The Michigan State University campus shootings came just about 14 months after the mass shooting at Oxford High School, which left four students dead.
A good number of Oxford graduates chose to attend MSU, which means they’re going through the same kind of trauma again.
Linda Watson raced to her son, who had just been shot at Oxford High School about 14 months ago.
Watson’s son survived, but he still has PTSD. He still suffers from pain from that gunshot wound, and Monday (Feb. 13), he did something no one should have to do. He contacted his brother at MSU and talked him through how to survive a mass shooting.
“I told him what to do, what not to do like lights off,” said Jarrod Watson. “Be on your phone and make sure that you have your charger with you so you can contact people. Don’t call them because it can alert people of where your location is. I have no words.”
His parents were in shock, they were in grief, and they were outraged.
“It was horrible, except for this time it was a little bit different,” said Linda. “I got a call with Aiden that said, ‘Mom, I’ve been shot, help me.’ And when I got the text message from Michigan State, I had to get a hold of Caleb.

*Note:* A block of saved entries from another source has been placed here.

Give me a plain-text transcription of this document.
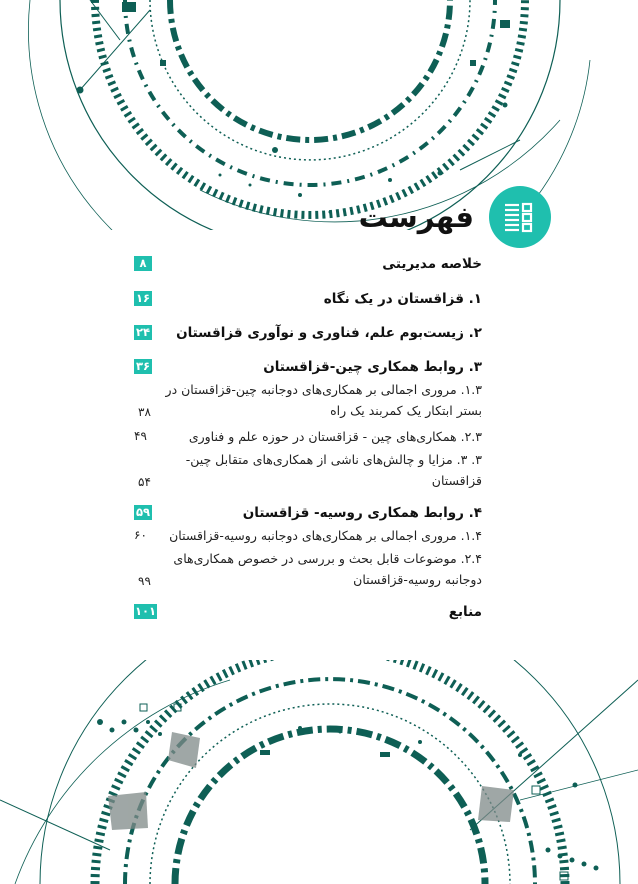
فهرست
خلاصه مدیریتی
۸
۱. قزاقستان در یک نگاه
۱۶
۲. زیست‌بوم علم، فناوری و نوآوری قزاقستان
۲۴
۳. روابط همکاری چین-قزاقستان
۳۶
۱.۳. مروری اجمالی بر همکاری‌های دوجانبه چین-قزاقستان در
بستر ابتکار یک کمربند یک راه
۳۸
۲.۳. همکاری‌های چین - قزاقستان در حوزه علم و فناوری
۴۹
۳. ۳. مزایا و چالش‌های ناشی از همکاری‌های متقابل چین-
قزاقستان
۵۴
۴. روابط همکاری روسیه- قزاقستان
۵۹
۱.۴. مروری اجمالی بر همکاری‌های دوجانبه روسیه-قزاقستان
۶۰
۲.۴. موضوعات قابل بحث و بررسی در خصوص همکاری‌های
دوجانبه روسیه-قزاقستان
۹۹
منابع
۱۰۱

And we couldn’t get a hold of him at first.”
Oxford is in the unique position of living in a world where lightning strikes twice.
“He’s crying and barricading his door,” Linda said.
On Nov. 30, 2021, a teenage classmate opened fire at Oxford High School, killing four, injuring seven, and traumatizing hundreds of students. Many of them graduated high school and went to college, and some landed at MSU only to go through a second mass shooting incident in less than two years.
Oxford Fire Department Chief Matthew Majestic was in that high school that day.
“It sucks,” said Majestic. “It’s a terrible thing. You don’t want to go through that. Nobody wants to go through that.”
Majestic saw things he will never forget, and Monday night, when Ingham County called for help, he sent a rig and his firefighter paramedics to a second mass shooting scene in their lifetime.
“But once it happened, everybody kind of goes, ‘OK, we’ve been through it. It’s not supposed to happen again.’”
For parents and students, it is hard to wrap their heads around that this could happen once, let alone twice.
“We can’t go anywhere without the potential of it happening,” Jarrod said. “I’m not pro ‘Get rid of guns,’ I mean, I get it, but these are laws written 300 years ago. We need to make common sense laws.”